Sara Bowser and her children, Haley and Gavin, opened their half-moved-into house to neighbors, volunteers, family members, friends and local Habitat for Humanity members to show off the finished product.
Tom Harley, president of UpStreet Architects designed the building.
The insulation was comprised of recycled paper, and the windows in the living room were designed to keep the room cool in the summer and warm in the winter, he said.
Harley based his design on the Passive House criteria, which is a standard set to increase energy efficiency in buildings, and he said he appreciates the extra effort by the builders to make it a reality.
“It’s an amazing effort for the community to build a building like this,” Harley said.
The dedication began with a few words by Armstrong Habitat for Humanity Executive Director Michael McElhaney in the newly built efficient room.
He thanked the volunteers that assisted with the build.
A group of 150 high school students from WoodsWork missions team from Woods Memorial Presbyterian Church in Severna Park, Md., worked on two different houses in the area.

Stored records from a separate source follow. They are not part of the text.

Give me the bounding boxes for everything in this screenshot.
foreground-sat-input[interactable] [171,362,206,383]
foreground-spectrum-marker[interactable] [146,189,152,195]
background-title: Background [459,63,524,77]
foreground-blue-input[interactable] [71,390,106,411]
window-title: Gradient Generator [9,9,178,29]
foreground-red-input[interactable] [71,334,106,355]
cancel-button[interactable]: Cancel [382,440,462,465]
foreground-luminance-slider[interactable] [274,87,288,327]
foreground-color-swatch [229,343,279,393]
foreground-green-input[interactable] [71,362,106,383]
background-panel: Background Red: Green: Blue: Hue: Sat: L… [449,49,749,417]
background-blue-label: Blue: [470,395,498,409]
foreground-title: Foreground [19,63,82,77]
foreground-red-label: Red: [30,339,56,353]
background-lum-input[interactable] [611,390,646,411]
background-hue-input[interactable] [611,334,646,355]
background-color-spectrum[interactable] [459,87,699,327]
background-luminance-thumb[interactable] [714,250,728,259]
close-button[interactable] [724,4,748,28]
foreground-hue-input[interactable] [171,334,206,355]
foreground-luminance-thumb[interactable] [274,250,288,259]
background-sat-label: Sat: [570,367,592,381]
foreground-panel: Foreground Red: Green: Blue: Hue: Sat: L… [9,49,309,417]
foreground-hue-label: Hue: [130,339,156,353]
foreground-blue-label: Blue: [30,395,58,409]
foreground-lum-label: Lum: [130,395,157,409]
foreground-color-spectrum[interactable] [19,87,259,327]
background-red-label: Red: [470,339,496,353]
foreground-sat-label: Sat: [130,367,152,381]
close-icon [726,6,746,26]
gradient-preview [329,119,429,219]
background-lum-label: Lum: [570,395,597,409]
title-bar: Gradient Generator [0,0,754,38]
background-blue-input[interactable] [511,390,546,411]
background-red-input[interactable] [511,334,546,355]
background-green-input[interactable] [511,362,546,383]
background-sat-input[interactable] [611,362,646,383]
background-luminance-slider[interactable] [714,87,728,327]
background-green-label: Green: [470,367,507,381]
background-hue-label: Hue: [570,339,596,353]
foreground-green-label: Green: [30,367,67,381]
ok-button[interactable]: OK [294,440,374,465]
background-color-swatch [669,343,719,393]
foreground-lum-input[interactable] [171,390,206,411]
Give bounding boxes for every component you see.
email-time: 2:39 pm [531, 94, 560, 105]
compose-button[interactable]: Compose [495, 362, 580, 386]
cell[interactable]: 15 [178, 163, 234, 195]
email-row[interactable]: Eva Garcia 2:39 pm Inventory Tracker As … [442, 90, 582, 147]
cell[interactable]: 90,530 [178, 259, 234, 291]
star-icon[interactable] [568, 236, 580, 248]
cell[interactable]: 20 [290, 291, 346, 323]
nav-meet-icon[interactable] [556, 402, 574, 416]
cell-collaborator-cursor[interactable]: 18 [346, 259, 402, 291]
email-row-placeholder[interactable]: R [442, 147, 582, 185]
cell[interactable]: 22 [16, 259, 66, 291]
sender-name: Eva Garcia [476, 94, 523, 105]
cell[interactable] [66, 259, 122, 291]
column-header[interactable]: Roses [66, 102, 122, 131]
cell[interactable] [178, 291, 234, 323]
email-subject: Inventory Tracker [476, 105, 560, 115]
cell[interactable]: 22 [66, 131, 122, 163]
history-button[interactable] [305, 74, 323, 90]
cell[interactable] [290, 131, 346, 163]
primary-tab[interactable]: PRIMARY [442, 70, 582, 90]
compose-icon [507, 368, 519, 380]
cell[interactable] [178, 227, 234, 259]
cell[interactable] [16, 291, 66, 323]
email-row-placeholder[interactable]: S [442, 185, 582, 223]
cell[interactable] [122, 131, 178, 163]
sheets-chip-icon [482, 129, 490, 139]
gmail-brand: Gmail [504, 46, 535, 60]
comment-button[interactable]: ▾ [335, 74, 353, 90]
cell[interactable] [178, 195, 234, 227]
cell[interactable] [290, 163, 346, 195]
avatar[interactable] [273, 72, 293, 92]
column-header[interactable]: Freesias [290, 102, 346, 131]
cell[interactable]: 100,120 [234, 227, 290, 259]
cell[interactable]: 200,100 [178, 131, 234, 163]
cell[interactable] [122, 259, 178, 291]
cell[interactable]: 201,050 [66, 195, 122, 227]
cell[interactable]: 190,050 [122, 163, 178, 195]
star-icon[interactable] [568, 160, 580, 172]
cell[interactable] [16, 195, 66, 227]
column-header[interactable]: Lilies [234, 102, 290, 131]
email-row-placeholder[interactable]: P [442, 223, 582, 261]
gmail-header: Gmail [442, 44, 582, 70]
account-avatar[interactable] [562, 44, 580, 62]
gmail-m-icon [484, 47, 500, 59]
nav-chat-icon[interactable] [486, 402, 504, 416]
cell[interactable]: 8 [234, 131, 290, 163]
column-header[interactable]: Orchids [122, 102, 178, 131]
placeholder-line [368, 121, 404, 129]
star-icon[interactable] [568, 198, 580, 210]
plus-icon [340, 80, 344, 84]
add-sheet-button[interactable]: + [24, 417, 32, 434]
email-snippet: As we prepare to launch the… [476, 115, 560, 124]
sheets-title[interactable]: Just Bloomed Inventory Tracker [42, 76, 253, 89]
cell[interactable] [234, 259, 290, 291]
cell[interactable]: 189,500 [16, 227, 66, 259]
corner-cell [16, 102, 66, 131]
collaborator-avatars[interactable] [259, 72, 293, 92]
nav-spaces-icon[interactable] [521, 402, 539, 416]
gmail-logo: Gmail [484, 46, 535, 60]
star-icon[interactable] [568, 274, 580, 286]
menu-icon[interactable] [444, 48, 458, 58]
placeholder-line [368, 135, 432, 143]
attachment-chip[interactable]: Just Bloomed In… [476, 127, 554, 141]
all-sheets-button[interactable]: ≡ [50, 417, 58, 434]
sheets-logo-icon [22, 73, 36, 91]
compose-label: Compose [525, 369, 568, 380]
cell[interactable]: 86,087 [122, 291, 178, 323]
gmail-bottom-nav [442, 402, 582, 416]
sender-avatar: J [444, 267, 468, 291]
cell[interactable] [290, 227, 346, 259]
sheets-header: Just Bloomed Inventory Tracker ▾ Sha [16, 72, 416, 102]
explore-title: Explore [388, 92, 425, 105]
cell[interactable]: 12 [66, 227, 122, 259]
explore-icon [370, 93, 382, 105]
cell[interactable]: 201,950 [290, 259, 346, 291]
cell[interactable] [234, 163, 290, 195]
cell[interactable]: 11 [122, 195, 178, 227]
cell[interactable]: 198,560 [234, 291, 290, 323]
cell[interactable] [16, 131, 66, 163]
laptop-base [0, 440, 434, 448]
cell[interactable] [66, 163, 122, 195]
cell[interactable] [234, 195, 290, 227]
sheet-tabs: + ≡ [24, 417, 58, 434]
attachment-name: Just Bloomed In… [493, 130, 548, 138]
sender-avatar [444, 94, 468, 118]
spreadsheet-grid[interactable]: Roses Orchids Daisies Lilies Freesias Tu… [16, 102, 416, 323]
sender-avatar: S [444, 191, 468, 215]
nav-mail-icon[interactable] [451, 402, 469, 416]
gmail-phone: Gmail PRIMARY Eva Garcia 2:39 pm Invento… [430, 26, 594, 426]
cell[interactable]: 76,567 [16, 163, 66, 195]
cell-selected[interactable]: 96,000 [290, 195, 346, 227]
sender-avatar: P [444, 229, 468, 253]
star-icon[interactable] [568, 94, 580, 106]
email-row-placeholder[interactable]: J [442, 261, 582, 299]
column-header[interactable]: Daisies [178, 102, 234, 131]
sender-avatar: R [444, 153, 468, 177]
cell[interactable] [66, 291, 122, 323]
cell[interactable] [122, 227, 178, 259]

Also, campus Habitat for Humanity chapters from IUP and the University of Pittsburgh volunteered their efforts.
“IUP kind of adopted this house,” McElhaney said. “The college volunteers were the driving force for us.”
The dedication continued with Andrew Laddusaw, president of Armstrong Habitat and pastor of Living Water Church in Kittanning, said a few verses from the Bible and blessed the house.
Then he handed Sara the keys to the house, along with a Bible signed by each person who came to the event.
“I want to thank everybody for what they put in,” Sara said.